CW: Wie halten Sie es in Ihrem Unternehmen mit der Vereinbarkeit von Beruf und Familie?

UTA BREILING: Wir haben gute Erfahrungen gemacht, obwohl die Herausforderung aufgrund unserer dezentralen Struktur nochmals eine besondere ist. Als Beratungsunternehmen sind wir ja nicht auf einen großen Standort konzentriert, sondern müssen vor Ort bei den Kunden sein. Wir können also nicht einfach irgendwo einen Betriebskindergarten hinstellen, wie andere das tun. Umso wichtiger ist es, dass wir uns Gedanken um jeden Einzelfall machen: Wie können wir es schaffen, Arbeitszeiten flexibler zu gestalten, gegebenenfalls auch Aufgaben umorganisieren. Ich gebe Ihnen ein Beispiel: Eine Kollegin kommt aus der Elternzeit zurück, kann aber aufgrund der neuen familiären Situation nicht mehr reisen. So etwas lösen wir, indem wir gemeinsam einen anderen Aufgabenzuschnitt finden. Dass das bei uns möglich ist, hat sicher auch mit unserer besonderen Unternehmenskultur zu tun.

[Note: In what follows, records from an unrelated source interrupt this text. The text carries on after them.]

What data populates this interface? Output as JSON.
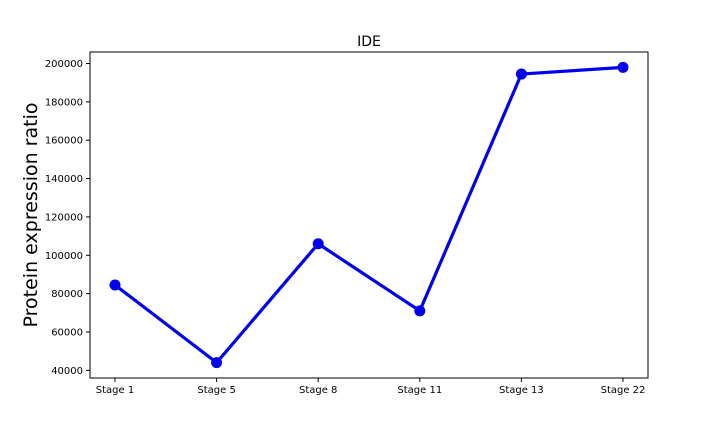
{
  "chart_data": {
    "type": "line",
    "title": "IDE",
    "xlabel": "",
    "ylabel": "Protein expression ratio",
    "categories": [
      "Stage 1",
      "Stage 5",
      "Stage 8",
      "Stage 11",
      "Stage 13",
      "Stage 22"
    ],
    "series": [
      {
        "values": [
          84500,
          44000,
          106000,
          71000,
          194500,
          198000
        ],
        "color": "#0000ee"
      }
    ],
    "yticks": [
      40000,
      60000,
      80000,
      100000,
      120000,
      140000,
      160000,
      180000,
      200000
    ],
    "ytick_labels": [
      "40000",
      "60000",
      "80000",
      "100000",
      "120000",
      "140000",
      "160000",
      "180000",
      "200000"
    ],
    "ylim": [
      36000,
      206000
    ],
    "grid": false,
    "legend": "none"
  }
}
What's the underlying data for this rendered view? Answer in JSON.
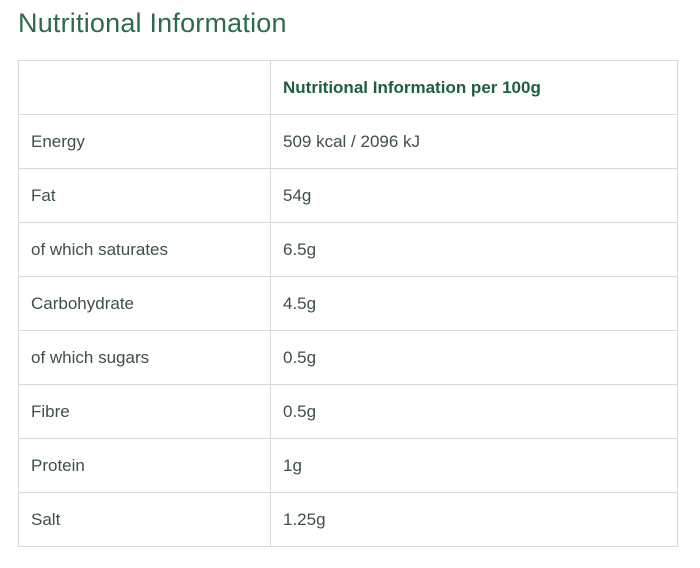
{
  "page": {
    "title": "Nutritional Information"
  },
  "table": {
    "header": {
      "label_col": "",
      "value_col": "Nutritional Information per 100g"
    },
    "rows": [
      {
        "label": "Energy",
        "value": "509 kcal / 2096 kJ"
      },
      {
        "label": "Fat",
        "value": "54g"
      },
      {
        "label": "of which saturates",
        "value": "6.5g"
      },
      {
        "label": "Carbohydrate",
        "value": "4.5g"
      },
      {
        "label": "of which sugars",
        "value": "0.5g"
      },
      {
        "label": "Fibre",
        "value": "0.5g"
      },
      {
        "label": "Protein",
        "value": "1g"
      },
      {
        "label": "Salt",
        "value": "1.25g"
      }
    ]
  },
  "colors": {
    "heading_text": "#2e6b4c",
    "table_header_text": "#1e5f3d",
    "body_text": "#3e4f4c",
    "border": "#d8d8d8",
    "background": "#ffffff"
  }
}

CW: Für junge Frauen ist heute also alles in Butter?

UTA BREILING: Ganz so toll ist die Welt leider noch nicht. Das härteste Stück Arbeit haben die Unternehmen da sicher in ihrer Führungskultur zu leisten. Denn jeder einzelne Vorgesetzte, der die Leistungsfähigkeit einer Frau nicht zu schätzen weiß, schadet dem Unternehmen. Wir haben an dieser Stelle schon vor Längerem angesetzt und versuchen, durch eine ständige Objektivierung von Bewertungskriterien den Geschlechterfaktor obsolet zu machen. Und natürlich gibt es da auch fortwährend Sensibilisierungs- und Schulungsbedarf, denn von alleine verändert sich meistens nichts.

CW: Was raten Sie jungen Berufseinsteigerinnen?

UTA BREILING: Seid selbstbewusst, authentisch und nutzt eure Stärken! Bei uns stehen Frauen alle Türen offen, sie müssen lediglich ihre Chancen wahrnehmen.

Ada Lovelace...

... lebte in der ersten Hälfte des 19. Jahrhunderts und gilt heute als weltweit erste Programmiererin und als Erfinderin der Computersprache. Sie wird zu Recht als Pionierin und Ikone der Informationstechnologie angesehen und es gibt eine Vielzahl von Ada-Lovelace-Initiativen, die begabte Mädchen für Informatik begeistern wollen. Im Rahmen des Ada Lovelace Day am 14. Oktober 2014 werden Frauen und ihre Werke in Wissenschaft, Technik, Ingenieurswissenschaften und Mathematik gefeiert.